If you are like most moms, you ask yourself many questions every day.  Should you get new car? A divorce? How about losing a few pounds, or adding more exercise into your life? Do you wonder if having an affair will lift your spirits? Maybe you just want to indulge in some online flirting, or sexy talk with a stranger on Craigslist because you husband isn’t attentive as he used to be. There are a thousand things we ask ourselves every day. How do you best decide what is the right answer? By asking yourself a very simple, solid question: “Is it good for the children?”

People can fool themselves when they ask, “Is this good for me?” Often we talk ourselves into believing something is good for us, even though deep down we know it may not be.
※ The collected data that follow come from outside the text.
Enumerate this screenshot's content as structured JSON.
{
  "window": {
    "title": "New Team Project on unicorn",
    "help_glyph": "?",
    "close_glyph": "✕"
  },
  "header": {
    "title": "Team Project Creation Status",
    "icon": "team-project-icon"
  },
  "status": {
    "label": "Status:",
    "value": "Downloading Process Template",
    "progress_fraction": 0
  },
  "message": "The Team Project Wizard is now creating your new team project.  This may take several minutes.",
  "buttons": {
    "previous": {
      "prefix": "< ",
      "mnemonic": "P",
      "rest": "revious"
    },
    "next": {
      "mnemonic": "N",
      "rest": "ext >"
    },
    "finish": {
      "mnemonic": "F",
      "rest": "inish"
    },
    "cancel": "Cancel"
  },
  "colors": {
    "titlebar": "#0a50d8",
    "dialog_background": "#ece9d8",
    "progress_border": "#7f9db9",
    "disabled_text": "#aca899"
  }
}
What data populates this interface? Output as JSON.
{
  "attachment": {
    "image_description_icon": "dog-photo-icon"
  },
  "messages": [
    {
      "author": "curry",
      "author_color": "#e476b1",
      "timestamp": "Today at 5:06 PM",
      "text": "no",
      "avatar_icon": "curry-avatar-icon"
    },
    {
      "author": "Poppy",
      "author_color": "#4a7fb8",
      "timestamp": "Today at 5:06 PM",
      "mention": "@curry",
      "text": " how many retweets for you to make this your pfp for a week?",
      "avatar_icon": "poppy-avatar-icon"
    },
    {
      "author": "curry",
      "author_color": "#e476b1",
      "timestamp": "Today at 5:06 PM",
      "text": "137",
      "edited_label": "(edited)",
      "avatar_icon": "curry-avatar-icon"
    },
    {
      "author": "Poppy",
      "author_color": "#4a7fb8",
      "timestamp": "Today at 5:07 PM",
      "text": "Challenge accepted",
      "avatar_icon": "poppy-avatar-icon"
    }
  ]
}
Using the question, “Is it good for the children?”  is an amazingly simple tool to use to help you guide yourself through life. Let’s take a look at some real life examples.

One woman wanted a divorce from her emotionally abusive husband. Was a divorce good for the children? Usually they are not. But she had to ask, “Was it good for the children to be subjected to a very dysfunctional, cruel family system? What was best for the children?”The woman decided on a clean break, and therapy for everyone. That felt as if it were best for the children.

One woman I worked with fought a battle with diabetes. Yet she drank sodas every day. She couldn’t stop adding more sugar into her bloodstream until she asked, “Is it good for the children?” She realized she was putting her health at risk, which was not in her children’s best interest.

Can you see how this simple, elegant question can apply to so many things you as a mom face every day? If you ask yourself the question and you feel that what you are considering doing isn’t good for the children, don’t do it!

Take the question one more step beyond and use it as a guidelines for your thoughts and beliefs.. Ask the question, “Is it good for the children that I believe… or I think…” What you believe about things is passed down to your children in ways you may not even recognize. What you believe about yourself certainly gets  handed down . Is it good for the children that you feel less than, or small, or feel like a victim?  Probably not. If you know something isn’t “good for the children,” I encourage you to find the way to turn your answer around, so your thoughts, beliefs and actions, “are good for the children.”

Please note, the answer does not have to be about your own children. The answer can encompass children everywhere. We are all united on this planet. Let us not forget that our thoughts, beliefs and action ripple out and touch so many others. May you find your way to always answer, “Yes! This is good for the children.”